Much has been made of the comparison between airline safety and patient safety.5 This is a valid and useful comparison, with medicine having much to learn from the open, non-blaming, and safety- oriented culture of the airline industry. But many grassroot medics also resent the comparison because of what is left out. In the airline industry safety trumps all. If the co-pilot is sick or a warning light flashes the plane will not fly. But in general practice if a partner is sick or the computer takes one of its mornings off then the show must go on. We will be held in breach of contract if we do not muddle by, yet the courts or the GMC will not go easy on us if any mishap occurs. In the NHS safety trumps all according to numerous government reports and utterances but targets trump all according to most NHS contracts. A pilot’s workload is strictly regulated; a GP’s workload is not.

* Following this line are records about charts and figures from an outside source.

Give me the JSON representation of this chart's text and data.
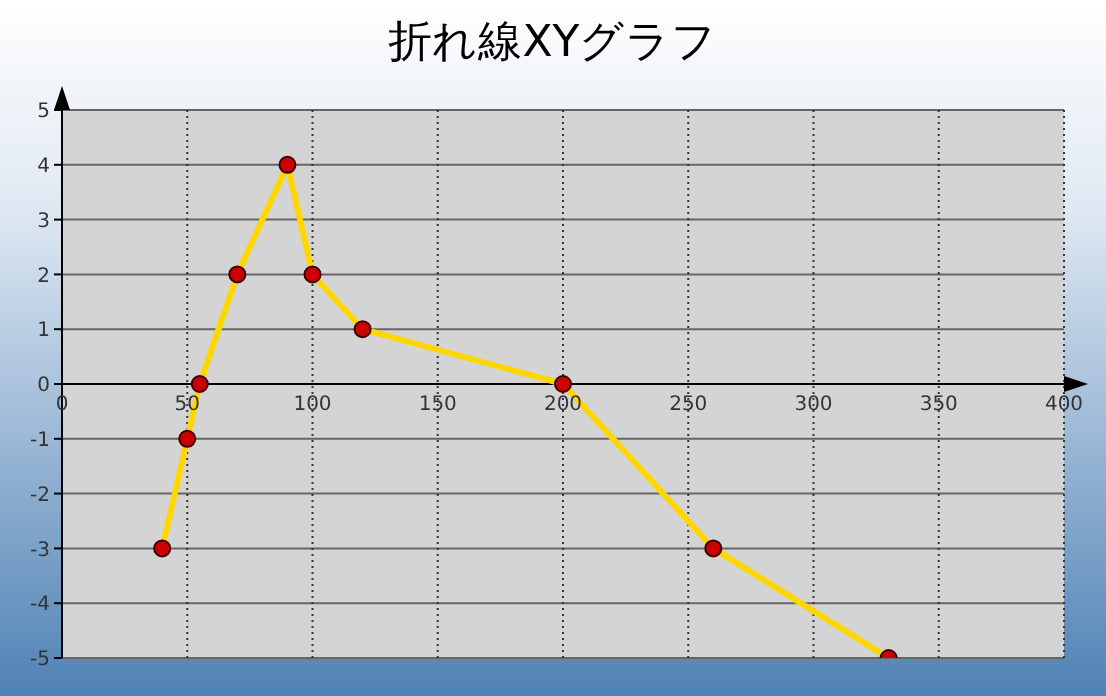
{
  "chart_data": {
    "type": "line",
    "title": "折れ線XYグラフ",
    "x": [
      40,
      50,
      55,
      70,
      90,
      100,
      120,
      200,
      260,
      330
    ],
    "series": [
      {
        "color": "#ffd700",
        "values": [
          -3,
          -1,
          0,
          2,
          4,
          2,
          1,
          0,
          -3,
          -5
        ]
      }
    ],
    "xlim": [
      0,
      400
    ],
    "xticks": [
      0,
      50,
      100,
      150,
      200,
      250,
      300,
      350,
      400
    ],
    "ylim": [
      -5,
      5
    ],
    "yticks": [
      -5,
      -4,
      -3,
      -2,
      -1,
      0,
      1,
      2,
      3,
      4,
      5
    ],
    "grid": true,
    "marker": "circle",
    "line_style": "solid"
  }
}
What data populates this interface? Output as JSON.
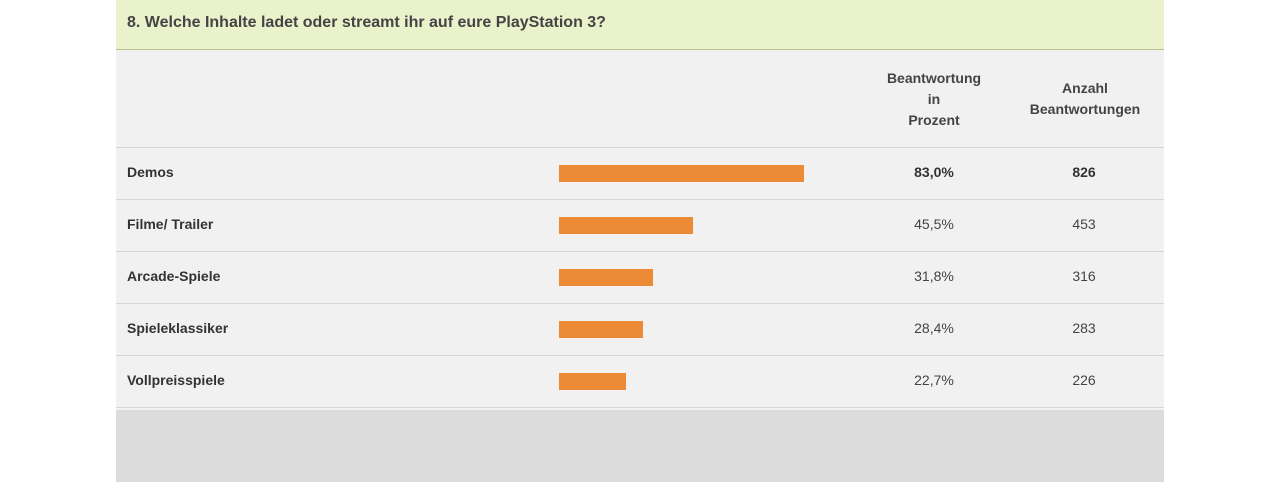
{
  "title": "8. Welche Inhalte ladet oder streamt ihr auf eure PlayStation 3?",
  "columns": {
    "percent_lines": [
      "Beantwortung",
      "in",
      "Prozent"
    ],
    "count_lines": [
      "Anzahl",
      "Beantwortungen"
    ]
  },
  "colors": {
    "bar": "#ec8a35",
    "title_background": "#eaf2cc",
    "table_background": "#f1f1f1"
  },
  "chart_data": {
    "type": "bar",
    "orientation": "horizontal",
    "title": "8. Welche Inhalte ladet oder streamt ihr auf eure PlayStation 3?",
    "categories": [
      "Demos",
      "Filme/ Trailer",
      "Arcade-Spiele",
      "Spieleklassiker",
      "Vollpreisspiele"
    ],
    "values": [
      83.0,
      45.5,
      31.8,
      28.4,
      22.7
    ],
    "percent_labels": [
      "83,0%",
      "45,5%",
      "31,8%",
      "28,4%",
      "22,7%"
    ],
    "counts": [
      826,
      453,
      316,
      283,
      226
    ],
    "xlim": [
      0,
      100
    ],
    "grid": false
  }
}
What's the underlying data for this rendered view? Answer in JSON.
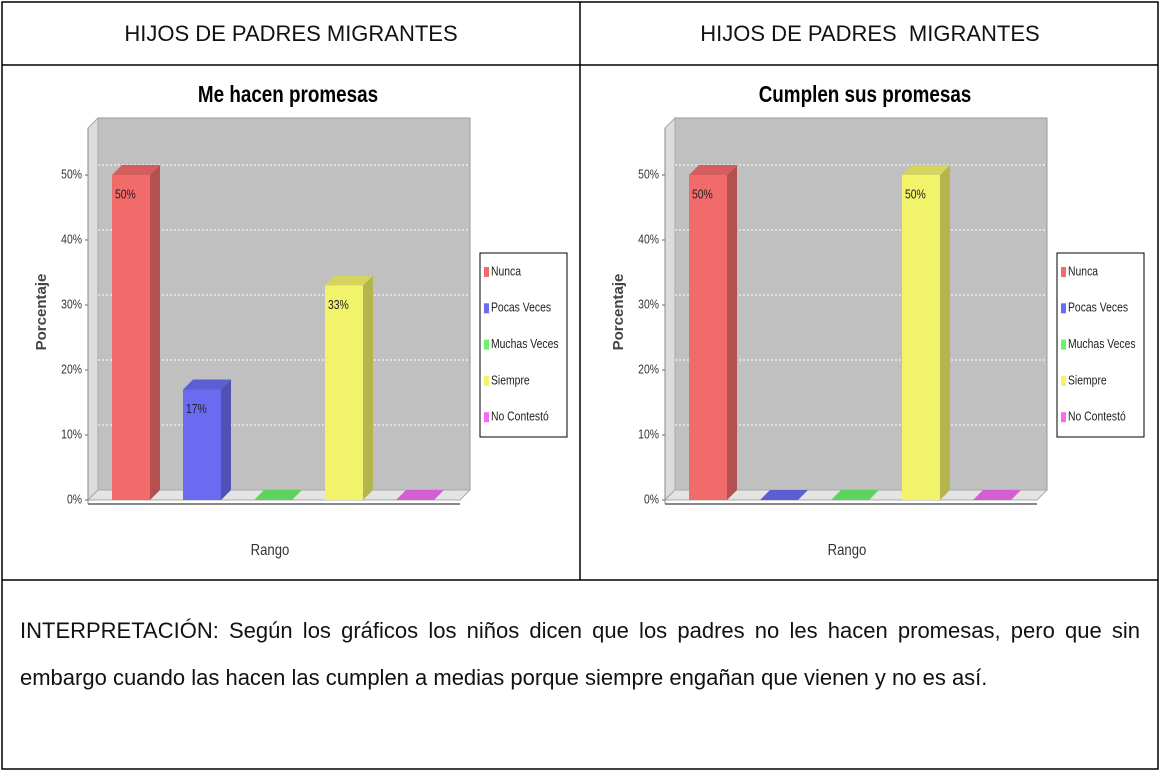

We will be punished if our surgeries do not fly, and we will also be punished if they do not fly safely.
Managers and politicians may insist that many safety mechanisms and quality standards are written into contracts, and indeed into CQC requirements. In response I ask one thing: will we then not be penalised if we do not open our surgeries one day because of manpower or resource issues? Will our secondary care colleagues not be penalised if they fail to meet NHS targets because of similar concerns? It is not reasonable to demand two things that are incompatible on the grounds that we want both. Something has to give.
So, there is a fundamental policy inconsistency at the heart of the NHS. NHS contracting mechanisms prevent safety from being the outright winner. Morally one can see this as the worn-out argument between duties (deontology) and outcomes (consequentialism). In medicine our duties are set out appropriately by the GMC and by numerous best-practice statements and guidelines. Simultaneously the goals and workload to which these apply are set out by numerous management and contractual targets determined by the Department of Health, clinical commissioning groups, the CQC, and others. What happens when these will not fit together? Deontology and consequentialism only ever fit together within unstressed systems, and the NHS is hardly that. Truth is said to be the first casualty of war. Perhaps honesty is a frequent casualty of the NHS.
A NEGOTIATED TRUCE?
Because duties and outcomes are sometimes incompatible ethics has always sought some form of negotiation. In principlism we are used to balancing the demands of potentially incompatible principles.6 In virtue ethics we are used to finding the most appropriate middle course. In politics however moderation and reflection do not always appear to win.7 According to a recent report in The Times the Secretary of State for Health, Jeremy Hunt, feels that the answer is more whistleblowers.8 Presumably if only we could identify more people to beat with a big stick then all will be well. What is clear, from the same online page of The Times, is that being a whistleblower is still a pretty hazardous business.9 And, as Clare Gerada pointed out, GMC referral may be a disproportionately traumatic experience for doctors.10 Thus we have a potentially abusive environment all round: a system where both doctors and patients can be unsafe. The answer to issues of patient safety must surely be to look at the whole system and not rely on crushing individuals who have been judged to fail. This is not to argue against individual responsibility and accountability. Rather it is to claim that these must be seen within the context of the systems in which individuals function.
Aristotle stated that:
‘Someone who loves the truth, and is truthful when nothing is at stake, will be all the more truthful when something is at stake.’ 11
We mostly want to be truthful but the barriers may deter us. Ancient Greek philosophers sometimes paid a high price for their honesty and not all of us are made of the same stuff.
This report is to be welcomed. It is right to hold the medical profession to its duty of honesty in thick and thin. It is helpful to analyse and enumerate the hurdles to honesty. But a report will not fix the fundamental policy inconsistency that lurks at the heart of the NHS.
Notes
Provenance
Commissioned; not externally peer reviewed.